Mother Teresa received the following awards (source: Wikipedia)

1962: Ramon Magsaysay Award

1971: Pope Johannes XXIII Peace Prize

1971: John F. Kennedy Award

1972: Nehru Award

1973: Templeton Prize

1978: Balzan Prize

1979: Nobel Peace Prize

1980: Bharat Ratna (The “Jewel of India”: India’s Highest Civilian Award)

1984: Damian Dutton Award

1992: UNESCO Prize for Peace Education

1996: Honorary citizen of the United States

Many things, buildings, avenues, etc., were named after her in tribute, even a KLM plane.

Her canonization

Her swift canonization came as no surprise to many who knew her, for they saw her even before her death as a living saint: a woman who put her life entirely at the service of her rejected and forgotten fellow human beings, both spiritually and physically.

There has been much to do about the two miracles with which she was successively beatified and canonized. For some, they are inexplicable, while others question their miraculousness. More important to us is her life itself, characterized by continuous heroic self-denial, prayer, teaching, care for the sick, and much more, day and night in the service of God and her fellow men.
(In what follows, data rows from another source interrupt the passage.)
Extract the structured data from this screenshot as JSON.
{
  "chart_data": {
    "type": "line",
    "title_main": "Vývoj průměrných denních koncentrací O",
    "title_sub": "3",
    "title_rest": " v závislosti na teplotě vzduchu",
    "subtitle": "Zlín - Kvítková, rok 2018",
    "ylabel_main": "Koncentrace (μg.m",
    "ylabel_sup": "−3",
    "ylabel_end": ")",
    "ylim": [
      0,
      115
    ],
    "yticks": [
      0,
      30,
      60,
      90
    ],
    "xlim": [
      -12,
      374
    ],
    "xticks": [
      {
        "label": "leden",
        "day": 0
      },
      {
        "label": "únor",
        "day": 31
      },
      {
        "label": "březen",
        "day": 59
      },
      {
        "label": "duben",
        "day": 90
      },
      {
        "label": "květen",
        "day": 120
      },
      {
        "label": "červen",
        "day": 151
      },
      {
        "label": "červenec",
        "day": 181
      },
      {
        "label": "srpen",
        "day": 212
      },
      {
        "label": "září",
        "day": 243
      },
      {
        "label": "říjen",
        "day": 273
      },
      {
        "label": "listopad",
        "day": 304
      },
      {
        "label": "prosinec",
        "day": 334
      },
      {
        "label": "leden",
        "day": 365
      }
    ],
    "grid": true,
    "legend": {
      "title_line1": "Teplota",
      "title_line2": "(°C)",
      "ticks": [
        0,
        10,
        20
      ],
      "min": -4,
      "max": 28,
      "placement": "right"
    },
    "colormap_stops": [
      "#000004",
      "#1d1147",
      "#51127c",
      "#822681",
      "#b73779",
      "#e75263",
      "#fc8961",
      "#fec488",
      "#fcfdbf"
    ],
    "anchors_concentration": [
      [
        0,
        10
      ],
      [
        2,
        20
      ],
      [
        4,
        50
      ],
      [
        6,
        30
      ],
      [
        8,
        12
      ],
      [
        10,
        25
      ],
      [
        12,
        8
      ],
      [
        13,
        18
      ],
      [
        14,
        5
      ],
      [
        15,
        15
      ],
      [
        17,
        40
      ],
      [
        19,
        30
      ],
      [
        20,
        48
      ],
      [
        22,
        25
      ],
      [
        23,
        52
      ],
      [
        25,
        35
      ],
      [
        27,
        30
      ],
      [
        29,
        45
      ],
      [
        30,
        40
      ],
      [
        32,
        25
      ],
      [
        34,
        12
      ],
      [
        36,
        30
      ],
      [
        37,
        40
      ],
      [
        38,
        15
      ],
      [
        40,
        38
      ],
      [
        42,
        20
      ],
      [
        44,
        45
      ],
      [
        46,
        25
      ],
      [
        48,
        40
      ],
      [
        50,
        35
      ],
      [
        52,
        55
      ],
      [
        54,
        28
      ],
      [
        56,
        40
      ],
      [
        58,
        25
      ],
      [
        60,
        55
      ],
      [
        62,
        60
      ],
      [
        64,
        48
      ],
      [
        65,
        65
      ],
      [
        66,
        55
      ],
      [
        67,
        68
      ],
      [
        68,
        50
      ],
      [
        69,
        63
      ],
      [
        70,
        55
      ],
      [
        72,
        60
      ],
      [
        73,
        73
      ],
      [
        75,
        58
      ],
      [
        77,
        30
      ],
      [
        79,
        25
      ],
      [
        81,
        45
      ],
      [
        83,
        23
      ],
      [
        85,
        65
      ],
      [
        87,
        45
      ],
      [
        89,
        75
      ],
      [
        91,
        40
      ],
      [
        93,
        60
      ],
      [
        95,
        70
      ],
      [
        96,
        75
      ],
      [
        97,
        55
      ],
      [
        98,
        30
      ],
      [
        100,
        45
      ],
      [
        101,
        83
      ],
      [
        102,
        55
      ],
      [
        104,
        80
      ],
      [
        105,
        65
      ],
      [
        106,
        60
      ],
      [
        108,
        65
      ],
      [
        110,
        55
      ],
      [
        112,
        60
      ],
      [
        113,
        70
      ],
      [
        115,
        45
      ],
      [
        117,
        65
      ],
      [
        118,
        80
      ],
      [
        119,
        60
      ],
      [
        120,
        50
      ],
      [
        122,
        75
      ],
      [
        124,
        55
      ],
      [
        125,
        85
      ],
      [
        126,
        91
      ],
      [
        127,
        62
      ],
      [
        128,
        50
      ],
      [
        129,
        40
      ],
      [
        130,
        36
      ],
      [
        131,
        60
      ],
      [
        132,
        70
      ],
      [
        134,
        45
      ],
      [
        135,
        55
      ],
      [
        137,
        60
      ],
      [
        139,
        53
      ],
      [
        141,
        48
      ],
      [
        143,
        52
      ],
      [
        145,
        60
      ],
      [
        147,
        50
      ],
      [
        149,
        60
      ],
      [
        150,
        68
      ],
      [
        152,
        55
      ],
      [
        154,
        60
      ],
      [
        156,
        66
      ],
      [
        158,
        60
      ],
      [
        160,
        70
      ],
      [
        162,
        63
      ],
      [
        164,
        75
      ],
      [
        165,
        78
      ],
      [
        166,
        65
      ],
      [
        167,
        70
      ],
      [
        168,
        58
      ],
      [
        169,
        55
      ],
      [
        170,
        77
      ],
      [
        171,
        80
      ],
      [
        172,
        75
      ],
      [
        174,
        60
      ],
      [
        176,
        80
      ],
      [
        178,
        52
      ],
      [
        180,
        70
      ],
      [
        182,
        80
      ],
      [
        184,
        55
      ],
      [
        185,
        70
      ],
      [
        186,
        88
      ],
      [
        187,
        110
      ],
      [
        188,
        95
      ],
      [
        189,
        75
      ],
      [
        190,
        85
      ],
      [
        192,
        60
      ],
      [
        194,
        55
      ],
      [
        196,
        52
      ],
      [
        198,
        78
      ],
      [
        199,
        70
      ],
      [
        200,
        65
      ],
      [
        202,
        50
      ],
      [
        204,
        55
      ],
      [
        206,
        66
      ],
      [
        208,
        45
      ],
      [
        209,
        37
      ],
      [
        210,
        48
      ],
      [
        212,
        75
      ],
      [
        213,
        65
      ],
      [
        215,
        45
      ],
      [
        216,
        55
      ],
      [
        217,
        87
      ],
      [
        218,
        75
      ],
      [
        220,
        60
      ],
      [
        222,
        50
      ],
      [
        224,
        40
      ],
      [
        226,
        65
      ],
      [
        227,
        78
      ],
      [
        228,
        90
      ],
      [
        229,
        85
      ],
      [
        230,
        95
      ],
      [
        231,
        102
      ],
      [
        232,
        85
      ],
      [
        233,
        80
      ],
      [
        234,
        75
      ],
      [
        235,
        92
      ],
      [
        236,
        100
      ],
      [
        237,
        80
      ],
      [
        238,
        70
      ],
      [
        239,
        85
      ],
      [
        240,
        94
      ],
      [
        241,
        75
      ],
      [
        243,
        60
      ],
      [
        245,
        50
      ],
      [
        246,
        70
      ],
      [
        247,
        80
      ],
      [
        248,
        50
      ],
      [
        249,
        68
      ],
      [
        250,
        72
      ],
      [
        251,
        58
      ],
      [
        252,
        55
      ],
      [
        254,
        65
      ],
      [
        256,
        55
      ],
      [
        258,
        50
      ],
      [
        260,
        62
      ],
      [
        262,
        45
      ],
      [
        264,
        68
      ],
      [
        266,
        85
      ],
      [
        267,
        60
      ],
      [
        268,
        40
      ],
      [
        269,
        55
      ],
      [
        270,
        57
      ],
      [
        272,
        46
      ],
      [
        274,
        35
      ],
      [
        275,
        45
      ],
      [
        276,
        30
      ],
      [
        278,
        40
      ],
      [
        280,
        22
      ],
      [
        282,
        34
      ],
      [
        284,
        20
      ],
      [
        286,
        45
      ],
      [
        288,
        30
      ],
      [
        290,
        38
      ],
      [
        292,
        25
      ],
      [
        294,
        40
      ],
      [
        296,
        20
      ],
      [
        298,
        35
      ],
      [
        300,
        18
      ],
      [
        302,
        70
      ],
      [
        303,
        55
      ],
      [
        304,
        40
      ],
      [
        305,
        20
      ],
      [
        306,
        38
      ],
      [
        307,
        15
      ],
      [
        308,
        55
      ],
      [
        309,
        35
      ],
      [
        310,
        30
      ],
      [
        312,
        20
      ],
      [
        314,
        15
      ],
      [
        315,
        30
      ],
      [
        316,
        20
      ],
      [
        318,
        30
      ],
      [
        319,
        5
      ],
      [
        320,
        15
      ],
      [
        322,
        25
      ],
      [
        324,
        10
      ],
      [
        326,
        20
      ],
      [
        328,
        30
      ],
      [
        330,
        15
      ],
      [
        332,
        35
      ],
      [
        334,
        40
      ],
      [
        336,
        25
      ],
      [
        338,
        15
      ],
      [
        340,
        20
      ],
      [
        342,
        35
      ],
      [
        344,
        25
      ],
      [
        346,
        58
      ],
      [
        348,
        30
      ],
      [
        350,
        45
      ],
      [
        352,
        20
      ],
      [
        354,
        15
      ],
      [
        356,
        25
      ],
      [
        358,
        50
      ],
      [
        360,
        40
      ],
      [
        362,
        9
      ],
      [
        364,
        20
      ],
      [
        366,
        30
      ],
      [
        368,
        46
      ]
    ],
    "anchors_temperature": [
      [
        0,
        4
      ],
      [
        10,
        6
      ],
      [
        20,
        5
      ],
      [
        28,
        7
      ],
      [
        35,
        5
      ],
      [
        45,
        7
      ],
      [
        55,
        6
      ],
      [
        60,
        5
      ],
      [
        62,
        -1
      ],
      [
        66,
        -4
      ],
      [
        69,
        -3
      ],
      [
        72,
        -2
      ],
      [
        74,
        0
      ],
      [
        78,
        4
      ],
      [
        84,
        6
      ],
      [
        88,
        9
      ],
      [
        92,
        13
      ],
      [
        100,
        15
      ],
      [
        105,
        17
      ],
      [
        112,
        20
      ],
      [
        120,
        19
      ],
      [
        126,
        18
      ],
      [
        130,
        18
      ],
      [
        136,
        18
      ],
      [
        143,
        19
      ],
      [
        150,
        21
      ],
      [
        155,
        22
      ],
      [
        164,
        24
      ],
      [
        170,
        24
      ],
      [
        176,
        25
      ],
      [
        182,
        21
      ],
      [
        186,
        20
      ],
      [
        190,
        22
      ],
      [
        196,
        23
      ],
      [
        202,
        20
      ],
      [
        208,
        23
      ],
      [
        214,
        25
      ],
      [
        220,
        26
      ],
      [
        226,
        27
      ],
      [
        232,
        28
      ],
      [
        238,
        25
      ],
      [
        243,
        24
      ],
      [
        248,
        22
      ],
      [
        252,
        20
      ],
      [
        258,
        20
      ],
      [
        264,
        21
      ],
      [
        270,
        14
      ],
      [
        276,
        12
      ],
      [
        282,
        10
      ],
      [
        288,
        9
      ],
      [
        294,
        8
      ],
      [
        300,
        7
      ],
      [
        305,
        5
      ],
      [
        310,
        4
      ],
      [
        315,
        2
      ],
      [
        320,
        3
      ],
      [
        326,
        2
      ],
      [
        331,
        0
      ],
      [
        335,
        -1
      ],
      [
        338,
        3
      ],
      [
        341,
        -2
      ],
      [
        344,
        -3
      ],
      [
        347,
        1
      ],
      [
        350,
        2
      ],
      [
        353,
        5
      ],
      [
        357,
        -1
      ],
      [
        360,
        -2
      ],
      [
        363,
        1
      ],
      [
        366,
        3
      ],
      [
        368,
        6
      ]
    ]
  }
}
The ecclesiastical investigation has only confirmed this.

On September 4, 2016, one day before the 19th anniversary of her death (September 5, also her ecclesiastical holiday), Pope Francis declared to tens of thousands who had gathered in Rome (own translation from Latin): “After a thorough deliberation and frequent prayer for divine assistance, and after consulting many of our brother bishops, we declare and confirm that Blessed Teresa of Calcutta is holy and include her in the list of saints, determining that she is thus to be venerated by the whole Church”. He praised her life’s work and said of her, among other things: “In all aspects of her life, Mother Teresa was a generous distributor of divine mercy, making herself available to all through her welcome and defense of human life, the unborn and those who were abandoned and discarded…  She bent over those who were exhausted, left for dead by the roadside and saw their God-given dignity. She raised her voice before the powerful of this world, that they might recognize their guilt for the crime of poverty they have created.”

About herself, Mother Teresa simply said the following: “By blood relationship I am Albanian, by citizenship I am Indian, by faith I am a Catholic sister. As for my calling, I belong to the world. As for my heart, I belong fully to the Heart of Jesus.”